Oil demand will soon reflect the “attractiveness” of the current level of crude prices, and Asia will be a vital engine of economic expansion for decades, Saudi Oil Minister Ali al-Naimi said. OPEC’s chief joined him in seeing Asia as the main hub for growth.
Oil demand in Asia will rise by about 16 million barrels a day to almost 46 million by 2040, Abdalla Salem El-Badri, secretary-general of the Organization of Petroleum Exporting Countries, said in an article posted on the International Energy Forum’s website. The region will need to import 40 million barrels a day of crude oil and refined products by then, he said.
Many Asian countries welcome the recent decline in oil, and demand “will soon reflect the attractiveness of the current prices,” al-Naimi said in an a separate article posted on the IEF’s website. “That said, it is not high prices or low prices that we want –- and by ‘we’ I mean producers and consumers -– it’s stability of prices.” al-Naimi said. The Riyadh-based IEF’s members, including the U.S. and China, account for more than 90 percent of global supply and consumption of oil and gas.
SALES CONTEST
Saudi Arabia and other members of OPEC face greater competition for crude sales in Asia as Russia and producers in Latin America and Africa send more cargoes to the region. Crude has slumped more than 40 percent in the past year amid speculation that oversupply will persist as OPEC continues to pump above its collective target in an effort to force high-cost producers, including some U.S. shale companies, to curb output. OPEC supplies about 40 percent of the world’s oil, and Saudi Arabia is its biggest producer.
Brent crude, a global pricing benchmark, fell 1.2 percent on Friday to $47.42 a barrel on the London-based ICE Futures Europe exchange. Prices slid 3.4 percent last week.

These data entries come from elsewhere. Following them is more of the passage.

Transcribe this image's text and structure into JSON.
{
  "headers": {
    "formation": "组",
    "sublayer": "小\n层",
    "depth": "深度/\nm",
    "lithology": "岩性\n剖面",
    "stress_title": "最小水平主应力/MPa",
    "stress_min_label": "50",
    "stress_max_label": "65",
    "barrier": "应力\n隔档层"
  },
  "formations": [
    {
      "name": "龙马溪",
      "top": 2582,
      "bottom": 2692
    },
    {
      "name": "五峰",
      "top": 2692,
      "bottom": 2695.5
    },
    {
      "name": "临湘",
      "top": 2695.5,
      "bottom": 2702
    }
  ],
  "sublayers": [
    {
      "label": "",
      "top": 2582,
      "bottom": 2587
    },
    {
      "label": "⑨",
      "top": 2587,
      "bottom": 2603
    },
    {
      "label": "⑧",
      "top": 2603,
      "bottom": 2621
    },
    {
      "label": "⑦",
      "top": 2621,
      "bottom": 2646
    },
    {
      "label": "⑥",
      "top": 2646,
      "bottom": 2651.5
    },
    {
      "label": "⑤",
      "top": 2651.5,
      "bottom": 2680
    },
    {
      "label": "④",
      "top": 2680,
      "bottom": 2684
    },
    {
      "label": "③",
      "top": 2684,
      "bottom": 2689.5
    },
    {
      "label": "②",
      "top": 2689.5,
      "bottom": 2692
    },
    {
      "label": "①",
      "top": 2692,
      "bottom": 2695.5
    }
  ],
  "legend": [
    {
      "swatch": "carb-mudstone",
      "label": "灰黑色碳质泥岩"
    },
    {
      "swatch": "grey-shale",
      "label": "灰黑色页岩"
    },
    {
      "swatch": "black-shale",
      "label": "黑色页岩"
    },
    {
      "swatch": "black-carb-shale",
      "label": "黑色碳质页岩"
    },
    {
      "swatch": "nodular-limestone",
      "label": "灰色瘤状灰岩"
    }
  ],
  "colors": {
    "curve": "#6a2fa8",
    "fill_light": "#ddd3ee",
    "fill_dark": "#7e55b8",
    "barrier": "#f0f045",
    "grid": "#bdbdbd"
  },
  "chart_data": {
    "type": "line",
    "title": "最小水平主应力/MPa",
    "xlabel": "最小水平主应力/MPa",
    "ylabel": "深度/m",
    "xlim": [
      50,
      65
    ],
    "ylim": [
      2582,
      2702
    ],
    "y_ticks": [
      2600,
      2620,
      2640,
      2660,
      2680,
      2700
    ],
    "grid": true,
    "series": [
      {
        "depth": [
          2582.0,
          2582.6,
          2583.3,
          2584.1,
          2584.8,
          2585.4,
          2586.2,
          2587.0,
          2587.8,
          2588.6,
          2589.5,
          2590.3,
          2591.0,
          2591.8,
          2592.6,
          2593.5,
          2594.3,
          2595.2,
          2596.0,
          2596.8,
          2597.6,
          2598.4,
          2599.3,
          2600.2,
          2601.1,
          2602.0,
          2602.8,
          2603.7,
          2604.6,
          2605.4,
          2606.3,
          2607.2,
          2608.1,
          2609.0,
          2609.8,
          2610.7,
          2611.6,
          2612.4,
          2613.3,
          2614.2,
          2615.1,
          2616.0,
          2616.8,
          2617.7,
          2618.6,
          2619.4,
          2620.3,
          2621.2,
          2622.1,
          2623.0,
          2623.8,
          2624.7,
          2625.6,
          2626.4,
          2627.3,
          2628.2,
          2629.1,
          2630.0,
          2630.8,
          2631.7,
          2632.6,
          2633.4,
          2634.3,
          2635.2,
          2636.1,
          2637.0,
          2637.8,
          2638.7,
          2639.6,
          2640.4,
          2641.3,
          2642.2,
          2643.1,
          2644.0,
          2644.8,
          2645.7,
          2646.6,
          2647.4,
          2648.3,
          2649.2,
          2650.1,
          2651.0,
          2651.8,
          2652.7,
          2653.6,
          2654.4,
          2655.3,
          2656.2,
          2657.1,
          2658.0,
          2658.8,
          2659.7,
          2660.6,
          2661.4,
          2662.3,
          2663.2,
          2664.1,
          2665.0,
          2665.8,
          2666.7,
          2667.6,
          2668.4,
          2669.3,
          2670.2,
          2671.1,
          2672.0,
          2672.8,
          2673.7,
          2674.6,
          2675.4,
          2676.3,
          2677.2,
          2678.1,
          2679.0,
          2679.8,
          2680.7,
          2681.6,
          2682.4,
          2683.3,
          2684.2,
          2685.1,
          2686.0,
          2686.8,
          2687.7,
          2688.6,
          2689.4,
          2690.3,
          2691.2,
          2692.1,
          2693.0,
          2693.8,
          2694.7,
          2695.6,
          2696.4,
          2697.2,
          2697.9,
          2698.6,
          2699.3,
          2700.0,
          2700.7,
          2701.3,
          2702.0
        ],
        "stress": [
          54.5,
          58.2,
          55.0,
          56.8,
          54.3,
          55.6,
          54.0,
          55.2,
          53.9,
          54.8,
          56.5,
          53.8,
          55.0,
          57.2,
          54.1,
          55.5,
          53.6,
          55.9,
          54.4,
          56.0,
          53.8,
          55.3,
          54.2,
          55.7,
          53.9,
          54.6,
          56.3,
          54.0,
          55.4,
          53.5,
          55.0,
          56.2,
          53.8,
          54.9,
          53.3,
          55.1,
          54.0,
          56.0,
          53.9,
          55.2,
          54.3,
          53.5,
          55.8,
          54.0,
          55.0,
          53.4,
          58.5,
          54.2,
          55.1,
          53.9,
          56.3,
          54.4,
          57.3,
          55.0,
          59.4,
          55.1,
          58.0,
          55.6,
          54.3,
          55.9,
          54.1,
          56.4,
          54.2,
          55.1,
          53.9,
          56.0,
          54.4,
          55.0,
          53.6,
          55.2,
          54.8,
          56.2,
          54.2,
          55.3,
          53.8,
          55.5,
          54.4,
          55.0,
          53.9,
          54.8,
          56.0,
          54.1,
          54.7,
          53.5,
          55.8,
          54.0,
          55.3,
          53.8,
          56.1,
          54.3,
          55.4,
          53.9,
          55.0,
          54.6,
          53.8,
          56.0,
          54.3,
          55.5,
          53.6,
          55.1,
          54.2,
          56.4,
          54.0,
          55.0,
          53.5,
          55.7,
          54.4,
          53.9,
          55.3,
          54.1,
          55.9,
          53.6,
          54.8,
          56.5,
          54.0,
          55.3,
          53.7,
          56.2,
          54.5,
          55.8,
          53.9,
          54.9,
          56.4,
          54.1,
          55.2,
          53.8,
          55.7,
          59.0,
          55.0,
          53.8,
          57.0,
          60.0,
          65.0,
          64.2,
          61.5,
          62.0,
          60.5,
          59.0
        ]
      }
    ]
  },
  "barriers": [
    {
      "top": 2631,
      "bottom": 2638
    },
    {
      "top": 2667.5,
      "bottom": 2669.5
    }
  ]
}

“The global economy has been buffeted over the past few years and major adjustments are taking place,” said al-Naimi, who sees further growth ahead. “Urbanization continues, populations are expanding, prosperity is increasing, as is social mobility,” he said. “All of this requires energy to power it and, in my view, this equates to oil demand growth. Key to this is the role of Asia.”
‘VITAL’ ROLE
The region is “a vital engine of growth for the world economy and I have no doubt it will continue in this role throughout this century,” al-Naimi said. “Asia will -– and should -– assume a greater influence in global energy affairs.”
El-Badri, the OPEC chief, said Asian oil use has increased by more than 40 percent to 30 million barrels a day since 2000, while consumption in Europe and the Americas fell over the same period. “Asia will remain the main hub for oil demand growth,” he said. “Putting this into some perspective, the demand increase in Asia by 2040 is projected to be more than double the increase in all other growing regions combined.”
Russia sees the Asia-Pacific region driving energy consumption in the “medium term,” even with China’s economy growing more slowly, Russian Energy Minister Alexander Novak said in an article on the IEF’s website. His country plans to more than double oil exports to Asia-Pacific buyers by 2035, Novak said, without specifying volumes.
Russia is also seeking to boost natural gas exports to Asia, targeting shipments of 128 billion cubic meters by 2035 from 14 billion cubic meters in 2014, he said. Russia’s Eastern Gas Program calls for four large gas production centers and construction of pipelines toward China, according to Novak.